Izuku's air walking technique with his protego's is another thing that will be wholly unique to Izuku's magic, though Harry does have an idea on how to use this newly discovered concept for his own benefit.
Yes, I know you can go to the HP wikia and see a list of the oldest people, but outside of the Flamels, who I'm obviously not counting, the next oldest character in the HP canon whose age is actually in the books (or at least deducable) are in the 140-150 range. So, sorry folks, but Amando Dippet's age at 355 years (which is insane, and only shown once on a newspaper in the Prophet in the movies), and fucking Barry Winkle at over a century older than the goddamn Flamels with their elixer of immortality (also movie-only) aren't considered canon ages for this fic. That would honestly force me to push back the MHA part of the timeline way too far for my comfort. I'm already pushing it to a century longer than I think would actually be correct. It honestly doesn't feel right to have wizardkind be able to live that long through natural means. 1.5-2 times the muggle average life expectancy seems more reasonable to me.

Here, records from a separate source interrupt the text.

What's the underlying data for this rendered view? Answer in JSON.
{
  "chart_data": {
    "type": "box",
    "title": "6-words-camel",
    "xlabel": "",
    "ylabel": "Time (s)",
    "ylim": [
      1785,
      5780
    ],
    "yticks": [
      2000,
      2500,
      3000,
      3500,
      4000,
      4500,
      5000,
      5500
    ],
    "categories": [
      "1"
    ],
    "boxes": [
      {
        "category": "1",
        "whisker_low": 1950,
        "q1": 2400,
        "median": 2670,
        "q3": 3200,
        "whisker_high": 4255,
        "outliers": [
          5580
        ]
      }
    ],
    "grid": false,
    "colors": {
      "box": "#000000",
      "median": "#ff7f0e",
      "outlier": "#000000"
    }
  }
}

And the last unique bit to Izuku's magic: he has his mother's ability baked into it. So he can attract and condense magic at some remote space, and then direct it.
God, it felt so satisfying to write Izuku's fight with Bakugō. I hope it was satisfying for you guys too. This scene was originally an idea I came up with before I even started writing Starborn, and I obviously couldn't find a way to incorporate a scene like this into that fic, but it finally sees the light today!
I was skirting around it for a bit, but yes, Harry's Patronus changed from a Stag to a Hare, to match Luna's. You should be able to understand what question he was trying and failing to ask to her in the end, only to have it end up being unasked and unanswered.
Anyway, that was all. I hope you guys enjoyed reading this behemoth!